The American College of Physicians (ACP) released the ACP Best Practices for Cervical Cancer Screening in Average-Risk Women1 at the ACP annual conference in Boston on April 30, 2015.

Widespread screening has without doubt reduced the mortality associated with cervical cancer and an estimated 89% of the target population of approximately 70 million women report having been screened in the past 5 years. However, the ACP, supported by groups including the American Congress of Obstetricians and Gynecologists and the American Society for Clinical Pathology, declares there is still too much screening going on.

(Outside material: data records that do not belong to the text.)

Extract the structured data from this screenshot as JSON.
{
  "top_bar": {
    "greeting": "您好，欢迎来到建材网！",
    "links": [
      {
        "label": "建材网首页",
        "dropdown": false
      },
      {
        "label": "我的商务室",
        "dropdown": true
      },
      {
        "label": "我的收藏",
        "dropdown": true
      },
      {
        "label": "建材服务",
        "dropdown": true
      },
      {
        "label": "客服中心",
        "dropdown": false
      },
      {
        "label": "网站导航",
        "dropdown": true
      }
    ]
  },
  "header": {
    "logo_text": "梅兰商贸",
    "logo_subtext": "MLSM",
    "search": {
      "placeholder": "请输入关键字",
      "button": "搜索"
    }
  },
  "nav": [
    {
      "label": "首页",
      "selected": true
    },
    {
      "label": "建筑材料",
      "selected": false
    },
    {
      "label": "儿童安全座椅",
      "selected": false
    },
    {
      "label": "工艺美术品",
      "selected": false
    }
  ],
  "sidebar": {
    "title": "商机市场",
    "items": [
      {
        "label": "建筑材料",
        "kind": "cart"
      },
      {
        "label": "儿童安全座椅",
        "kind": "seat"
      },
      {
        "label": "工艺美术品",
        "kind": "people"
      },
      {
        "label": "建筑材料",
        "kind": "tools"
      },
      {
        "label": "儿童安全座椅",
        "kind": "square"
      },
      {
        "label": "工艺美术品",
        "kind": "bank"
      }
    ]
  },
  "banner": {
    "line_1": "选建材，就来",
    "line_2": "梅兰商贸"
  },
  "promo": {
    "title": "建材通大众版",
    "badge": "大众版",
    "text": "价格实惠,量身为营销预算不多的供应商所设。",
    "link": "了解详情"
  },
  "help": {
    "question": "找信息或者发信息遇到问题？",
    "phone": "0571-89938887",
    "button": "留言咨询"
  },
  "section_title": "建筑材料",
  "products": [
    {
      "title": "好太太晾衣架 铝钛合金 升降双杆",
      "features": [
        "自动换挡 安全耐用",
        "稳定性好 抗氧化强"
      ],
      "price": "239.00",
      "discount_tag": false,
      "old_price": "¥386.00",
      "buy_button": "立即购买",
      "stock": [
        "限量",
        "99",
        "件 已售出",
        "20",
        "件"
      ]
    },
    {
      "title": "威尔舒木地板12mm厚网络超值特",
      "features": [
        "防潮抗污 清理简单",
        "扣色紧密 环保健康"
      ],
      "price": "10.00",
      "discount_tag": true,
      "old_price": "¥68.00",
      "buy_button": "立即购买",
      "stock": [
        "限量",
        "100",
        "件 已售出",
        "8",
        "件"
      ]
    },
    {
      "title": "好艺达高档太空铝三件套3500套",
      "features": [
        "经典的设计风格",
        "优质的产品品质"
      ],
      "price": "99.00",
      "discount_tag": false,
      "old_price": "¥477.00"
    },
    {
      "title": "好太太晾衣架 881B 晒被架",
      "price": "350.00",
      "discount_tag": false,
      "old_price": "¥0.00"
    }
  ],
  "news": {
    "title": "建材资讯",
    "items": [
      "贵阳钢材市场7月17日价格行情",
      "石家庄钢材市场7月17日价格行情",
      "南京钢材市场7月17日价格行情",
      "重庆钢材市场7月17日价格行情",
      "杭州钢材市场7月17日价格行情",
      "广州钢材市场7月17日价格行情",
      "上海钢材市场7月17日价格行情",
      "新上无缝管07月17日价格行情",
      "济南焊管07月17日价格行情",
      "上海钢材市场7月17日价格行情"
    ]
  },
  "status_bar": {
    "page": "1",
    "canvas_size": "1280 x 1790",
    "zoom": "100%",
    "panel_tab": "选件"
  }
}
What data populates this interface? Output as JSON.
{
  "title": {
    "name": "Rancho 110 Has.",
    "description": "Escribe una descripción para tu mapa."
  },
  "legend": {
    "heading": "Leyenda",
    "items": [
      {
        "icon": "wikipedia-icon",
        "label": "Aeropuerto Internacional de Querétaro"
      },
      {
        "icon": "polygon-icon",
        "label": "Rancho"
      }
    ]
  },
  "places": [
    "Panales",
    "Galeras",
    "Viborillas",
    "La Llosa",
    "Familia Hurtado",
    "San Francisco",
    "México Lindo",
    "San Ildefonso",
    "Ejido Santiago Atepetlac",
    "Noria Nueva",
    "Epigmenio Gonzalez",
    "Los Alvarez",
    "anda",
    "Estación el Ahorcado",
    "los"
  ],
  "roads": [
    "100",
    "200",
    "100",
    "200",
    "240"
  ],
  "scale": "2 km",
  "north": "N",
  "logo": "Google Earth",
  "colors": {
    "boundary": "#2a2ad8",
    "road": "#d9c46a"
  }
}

In order to minimize potential harm to women and maximize the benefits of cervical cancer screening, the ACP Best Practice Advice, highlighted in this slide show, lays out criteria for:

When to begin screening (age 21)

Frequency of screening (once every 3 or 5 years)

When to stop screening (age >65 years, or history of hysterectomy with removal of the cervix)

Source: Sawaya GF, Kulasingam S, Denberg T, et al. Cervical cancer screening in average-risk women: best practice advice from the clinical guidelines committee of the American College of Physicians. Ann Intern Med. Published online on April 20, 2015.